Oyunda “Genel müdür” karakterini canlandıracağını söyleyen Taşkent, “Oyun güldürü. Ne kadar önemli oynarsak, o kadar komik olacak diye düşünüyorum. Aslında daima okuduğumuz, gazetelerde karşımıza çıkan haberler, oyunun içinde var. Oyun çok yeni. 1998 yılında Tuncer Beyefendi bu oyuna revize yapmış. Fakat oyun hala yeniliğini koruyor. Umarım hoş bir şey çıkacak ortaya.” açıklamasını yaptı.
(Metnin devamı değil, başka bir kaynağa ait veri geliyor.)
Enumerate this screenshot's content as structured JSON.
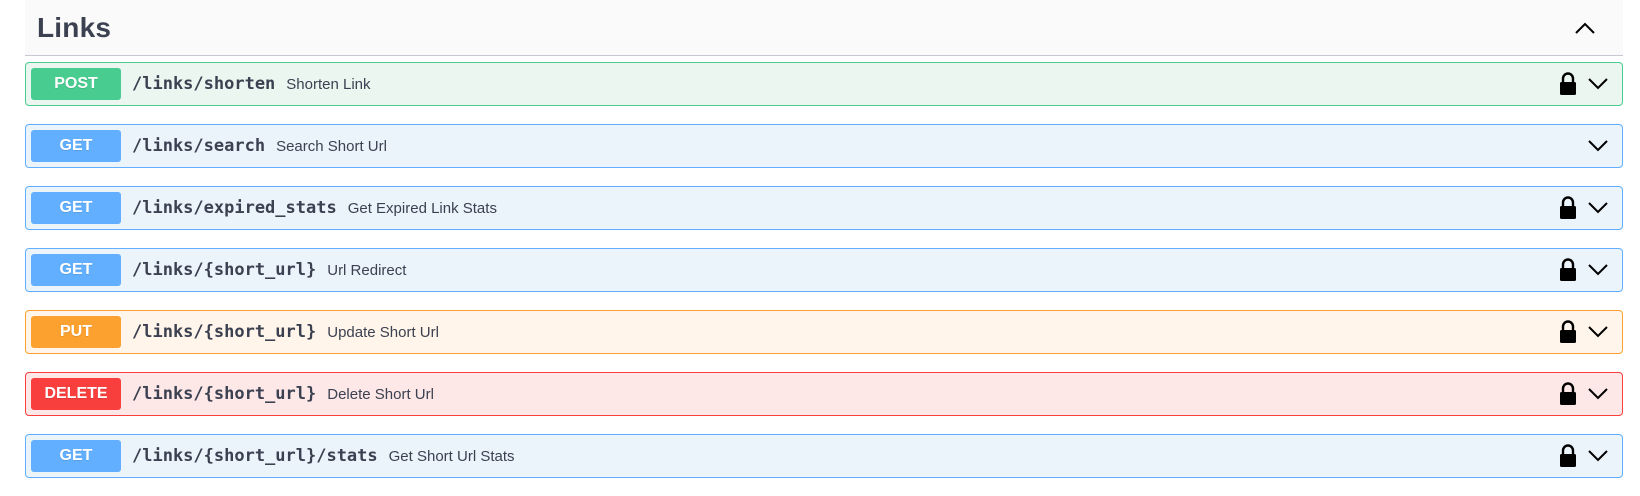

Kemal Başar, Ercüment Aydın, Murat Taşkent, Mazhar Alican Uğur, Sude Kızık ve Batuhan Sezer’in rol alacağı oyunun konusu kısaca şöyle:

“Ülkenin birinde, deniz kıyılarındaki lüks otellerde toplantılar yapmaya doyamayan medyatik Denizcilik Bakanı, ülkede ağır bir sarsıntı olduğunu duyar duymaz olay yerine herkesten evvel varıp medyaya çıkan birinci siyasetçi olmak, ününü arttırmak için bulduğu birinci helikopteri müsteşarının ve genel müdürünün karşı koymalarına karşın apar topar kaldırır; lakin uzun seyahatlere dayanıksız helikopter bir dağın doruğuna mecburî iniş yapar. Kısa müddet sonra kazazedeler birbirine girer. Her şey açığa çıkar, ortaya dökülür. Vakit geçtikçe, kaygı büyüdükçe ortalarında sınıf farkı kalmaz.”

Tuncer Cücenoğlu’nun dünyanın pek çok ülkesinde sergilenmiş güldürüsü evvel İstanbul sahnelerinde izleyiciyle buluşacak.